Category: Science Fiction
Morality: B
Writing: B+

Jeff is a researcher for a popular novelist, looking up obscure facts about the Civil War and its lead players to increase the accuracy of his obsessed employer. Then he meets Annie, a mysterious and beautiful young woman who appears to be having the dreams of Robert E. Lee. As Jeff strives to unravel the mystery of Annie’s dreams and they visit several central Civil War sites, he begins to suspect the disturbing truth about Annie’s dreams.
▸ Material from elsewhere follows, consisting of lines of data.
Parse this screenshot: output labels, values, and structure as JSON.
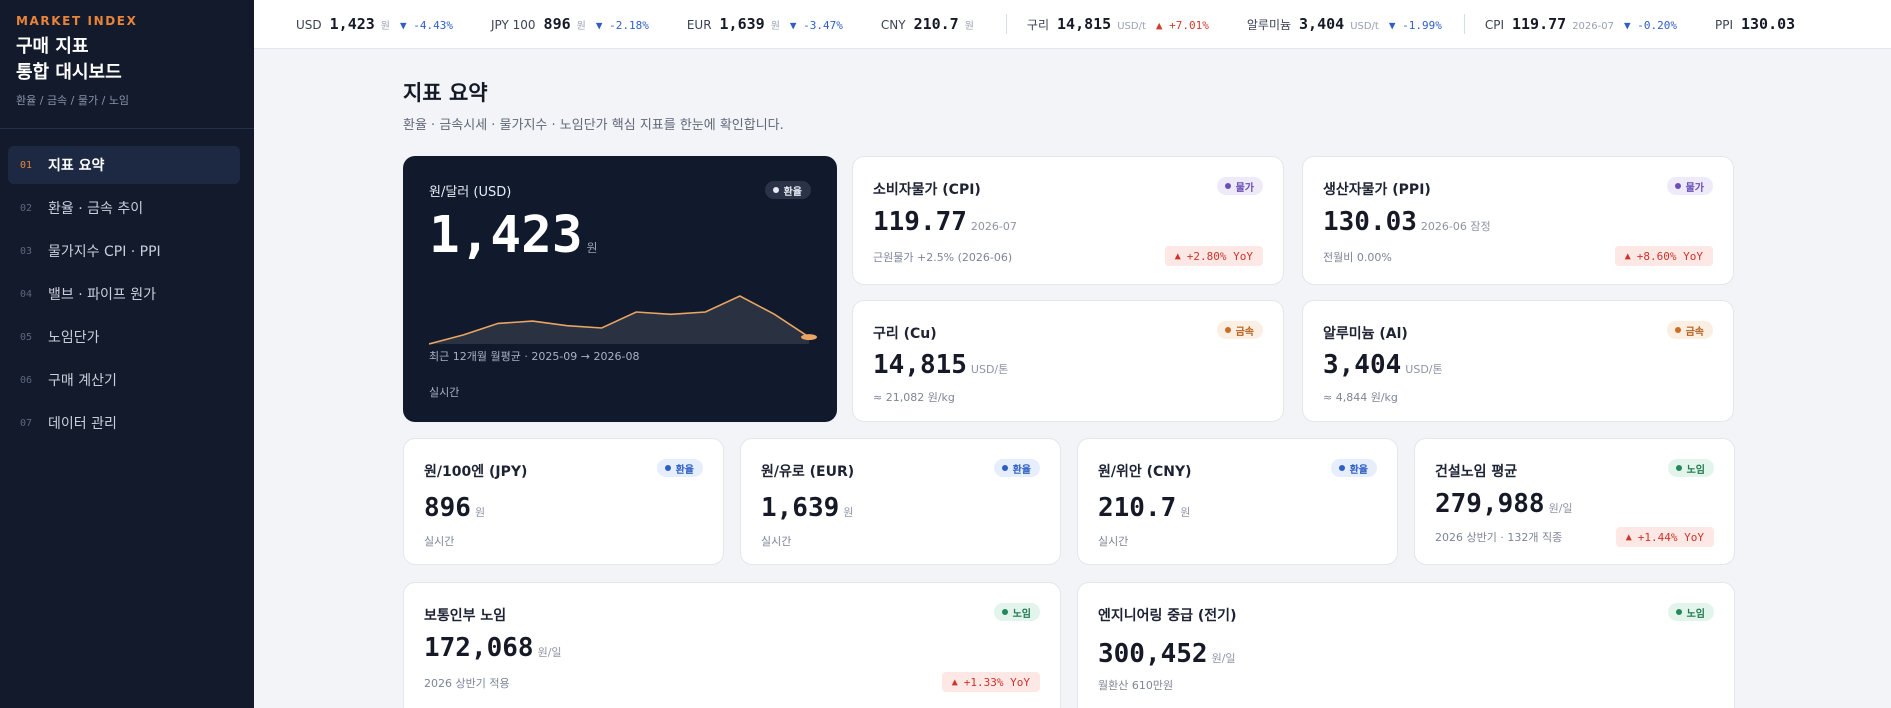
{
  "sidebar": {
    "kicker": "MARKET INDEX",
    "title_line1": "구매 지표",
    "title_line2": "통합 대시보드",
    "subtitle": "환율 / 금속 / 물가 / 노임",
    "items": [
      {
        "num": "01",
        "label": "지표 요약",
        "active": true
      },
      {
        "num": "02",
        "label": "환율 · 금속 추이"
      },
      {
        "num": "03",
        "label": "물가지수 CPI · PPI"
      },
      {
        "num": "04",
        "label": "밸브 · 파이프 원가"
      },
      {
        "num": "05",
        "label": "노임단가"
      },
      {
        "num": "06",
        "label": "구매 계산기"
      },
      {
        "num": "07",
        "label": "데이터 관리"
      }
    ]
  },
  "ticker": [
    {
      "code": "USD",
      "value": "1,423",
      "unit": "원",
      "change": "▼ -4.43%",
      "dir": "down"
    },
    {
      "code": "JPY 100",
      "value": "896",
      "unit": "원",
      "change": "▼ -2.18%",
      "dir": "down"
    },
    {
      "code": "EUR",
      "value": "1,639",
      "unit": "원",
      "change": "▼ -3.47%",
      "dir": "down"
    },
    {
      "code": "CNY",
      "value": "210.7",
      "unit": "원",
      "change": "",
      "dir": ""
    },
    {
      "code": "구리",
      "value": "14,815",
      "unit": "USD/t",
      "change": "▲ +7.01%",
      "dir": "up"
    },
    {
      "code": "알루미늄",
      "value": "3,404",
      "unit": "USD/t",
      "change": "▼ -1.99%",
      "dir": "down"
    },
    {
      "code": "CPI",
      "value": "119.77",
      "unit": "2026-07",
      "change": "▼ -0.20%",
      "dir": "down"
    },
    {
      "code": "PPI",
      "value": "130.03",
      "unit": "",
      "change": "",
      "dir": ""
    }
  ],
  "page": {
    "title": "지표 요약",
    "subtitle": "환율 · 금속시세 · 물가지수 · 노임단가 핵심 지표를 한눈에 확인합니다."
  },
  "hero": {
    "title": "원/달러 (USD)",
    "badge": "환율",
    "value": "1,423",
    "unit": "원",
    "note": "최근 12개월 월평균 · 2025-09 → 2026-08",
    "live": "실시간",
    "sparkline": [
      1466,
      1470,
      1475,
      1476,
      1474,
      1473,
      1480,
      1479,
      1480,
      1487,
      1479,
      1469
    ]
  },
  "cards": {
    "cpi": {
      "title": "소비자물가 (CPI)",
      "badge": "물가",
      "value": "119.77",
      "unit": "2026-07",
      "note": "근원물가 +2.5% (2026-06)",
      "change": "+2.80% YoY"
    },
    "ppi": {
      "title": "생산자물가 (PPI)",
      "badge": "물가",
      "value": "130.03",
      "unit": "2026-06 잠정",
      "note": "전월비 0.00%",
      "change": "+8.60% YoY"
    },
    "cu": {
      "title": "구리 (Cu)",
      "badge": "금속",
      "value": "14,815",
      "unit": "USD/톤",
      "note": "≈ 21,082 원/kg"
    },
    "al": {
      "title": "알루미늄 (Al)",
      "badge": "금속",
      "value": "3,404",
      "unit": "USD/톤",
      "note": "≈ 4,844 원/kg"
    },
    "jpy": {
      "title": "원/100엔 (JPY)",
      "badge": "환율",
      "value": "896",
      "unit": "원",
      "note": "실시간"
    },
    "eur": {
      "title": "원/유로 (EUR)",
      "badge": "환율",
      "value": "1,639",
      "unit": "원",
      "note": "실시간"
    },
    "cny": {
      "title": "원/위안 (CNY)",
      "badge": "환율",
      "value": "210.7",
      "unit": "원",
      "note": "실시간"
    },
    "labor_avg": {
      "title": "건설노임 평균",
      "badge": "노임",
      "value": "279,988",
      "unit": "원/일",
      "note": "2026 상반기 · 132개 직종",
      "change": "+1.44% YoY"
    },
    "labor_common": {
      "title": "보통인부 노임",
      "badge": "노임",
      "value": "172,068",
      "unit": "원/일",
      "note": "2026 상반기 적용",
      "change": "+1.33% YoY"
    },
    "labor_eng": {
      "title": "엔지니어링 중급 (전기)",
      "badge": "노임",
      "value": "300,452",
      "unit": "원/일",
      "note": "월환산 610만원"
    }
  }
}
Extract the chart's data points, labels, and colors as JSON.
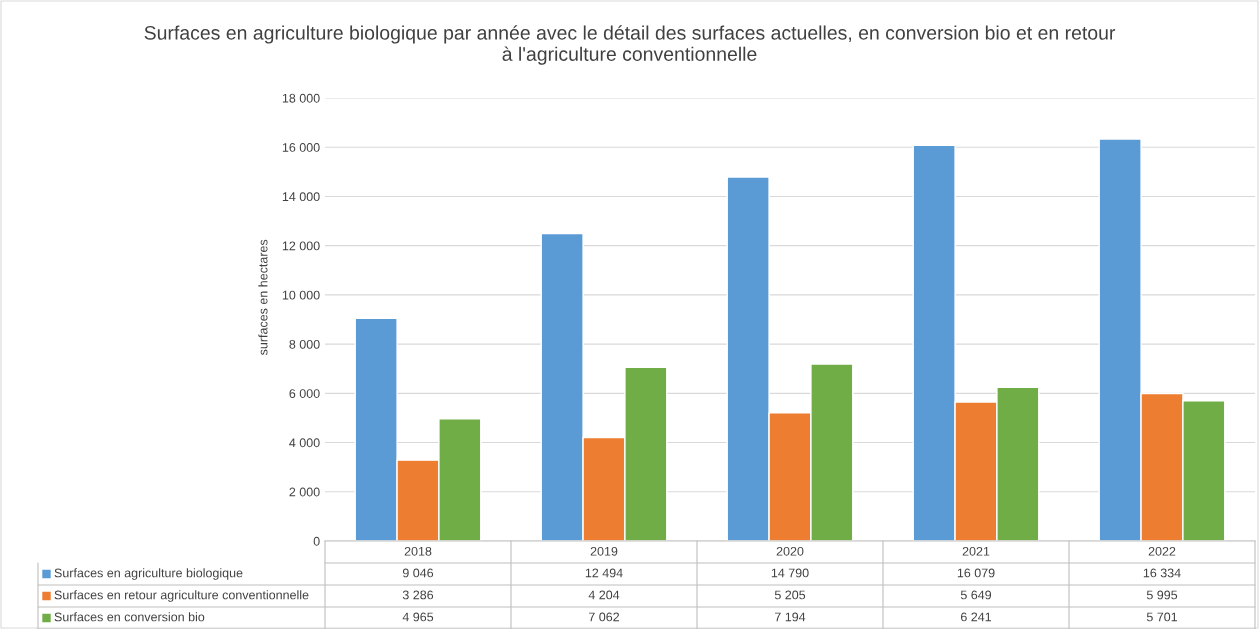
{
  "chart_data": {
    "type": "bar",
    "title": "Surfaces en agriculture biologique par année avec le détail des surfaces actuelles, en conversion bio et en retour\nà l'agriculture conventionnelle",
    "ylabel": "surfaces en hectares",
    "categories": [
      "2018",
      "2019",
      "2020",
      "2021",
      "2022"
    ],
    "series": [
      {
        "name": "Surfaces en agriculture biologique",
        "color": "#5b9bd5",
        "values": [
          9046,
          12494,
          14790,
          16079,
          16334
        ],
        "value_labels": [
          "9 046",
          "12 494",
          "14 790",
          "16 079",
          "16 334"
        ]
      },
      {
        "name": "Surfaces en retour agriculture conventionnelle",
        "color": "#ed7d31",
        "values": [
          3286,
          4204,
          5205,
          5649,
          5995
        ],
        "value_labels": [
          "3 286",
          "4 204",
          "5 205",
          "5 649",
          "5 995"
        ]
      },
      {
        "name": "Surfaces en conversion bio",
        "color": "#70ad47",
        "values": [
          4965,
          7062,
          7194,
          6241,
          5701
        ],
        "value_labels": [
          "4 965",
          "7 062",
          "7 194",
          "6 241",
          "5 701"
        ]
      }
    ],
    "ylim": [
      0,
      18000
    ],
    "yticks": [
      0,
      {
        "value": 2000,
        "label": "2 000"
      },
      {
        "value": 4000,
        "label": "4 000"
      },
      {
        "value": 6000,
        "label": "6 000"
      },
      {
        "value": 8000,
        "label": "8 000"
      },
      {
        "value": 10000,
        "label": "10 000"
      },
      {
        "value": 12000,
        "label": "12 000"
      },
      {
        "value": 14000,
        "label": "14 000"
      },
      {
        "value": 16000,
        "label": "16 000"
      },
      {
        "value": 18000,
        "label": "18 000"
      }
    ],
    "grid": "y",
    "legend": "bottom"
  }
}
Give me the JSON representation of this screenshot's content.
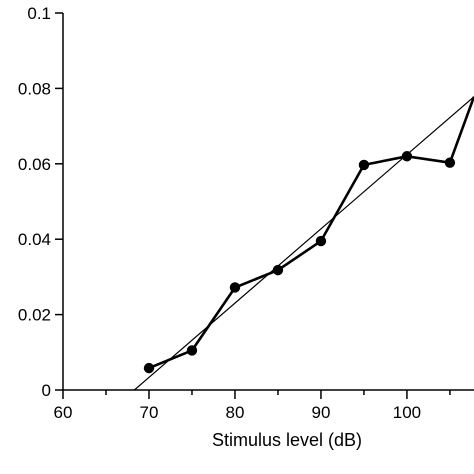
{
  "chart_data": {
    "type": "line",
    "title": "",
    "xlabel": "Stimulus level (dB)",
    "ylabel": "",
    "xlim": [
      60,
      107.8
    ],
    "ylim": [
      0,
      0.1
    ],
    "x_ticks": [
      60,
      70,
      80,
      90,
      100
    ],
    "x_tick_labels": [
      "60",
      "70",
      "80",
      "90",
      "100"
    ],
    "x_minor_ticks": [
      65,
      75,
      85,
      95,
      105
    ],
    "y_ticks": [
      0,
      0.02,
      0.04,
      0.06,
      0.08,
      0.1
    ],
    "y_tick_labels": [
      "0",
      "0.02",
      "0.04",
      "0.06",
      "0.08",
      "0.1"
    ],
    "grid": false,
    "series": [
      {
        "x": [
          70,
          75,
          80,
          85,
          90,
          95,
          100,
          105,
          107.8
        ],
        "y": [
          0.0058,
          0.0105,
          0.0272,
          0.0318,
          0.0395,
          0.0597,
          0.062,
          0.0603,
          0.0778
        ],
        "marker_count": 8,
        "line_color": "#000000"
      }
    ],
    "fit_line": {
      "x": [
        68.3,
        107.8
      ],
      "y": [
        0.0,
        0.0778
      ],
      "line_color": "#000000"
    }
  }
}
Although this is Connie Willis’ first novel, I can’t help but compare it to her later books, which I have read and loved. And while this book is good, it doesn’t compare to, say, Passage, with which it shares several thematic and plot elements. If you’ve read Passage, parts of this book will not come as much of a surprise to you. It’s also a lot shorter, which makes it less complex. Still, it was an enjoyable, suspenseful read, with plenty of good writing and some interesting themes. Willis is quite simply an excellent writer, with perfect dramatic pacing, and effective emotional sensitivity. Once again, she expertly portrays the feeling of intense significance, just out of reach — here it’s linked to dreams, about which all human beings have such feelings at times. She also explores the devotion of men to their leaders in the Civil War, a war in which (she says) many men fought and died because of that very devotion rather than for ideological reasons. Is such self-sacrifice without a reasonable, worthy cause noble and heroic or foolish and selfish? She doesn’t give an easy answer to this question, but asks it in a compelling and effective manner.

Content warning: This book contains some fairly mild descriptions of war violence, and some bad language, as well as some generally mature/disturbing content related to the subject matter.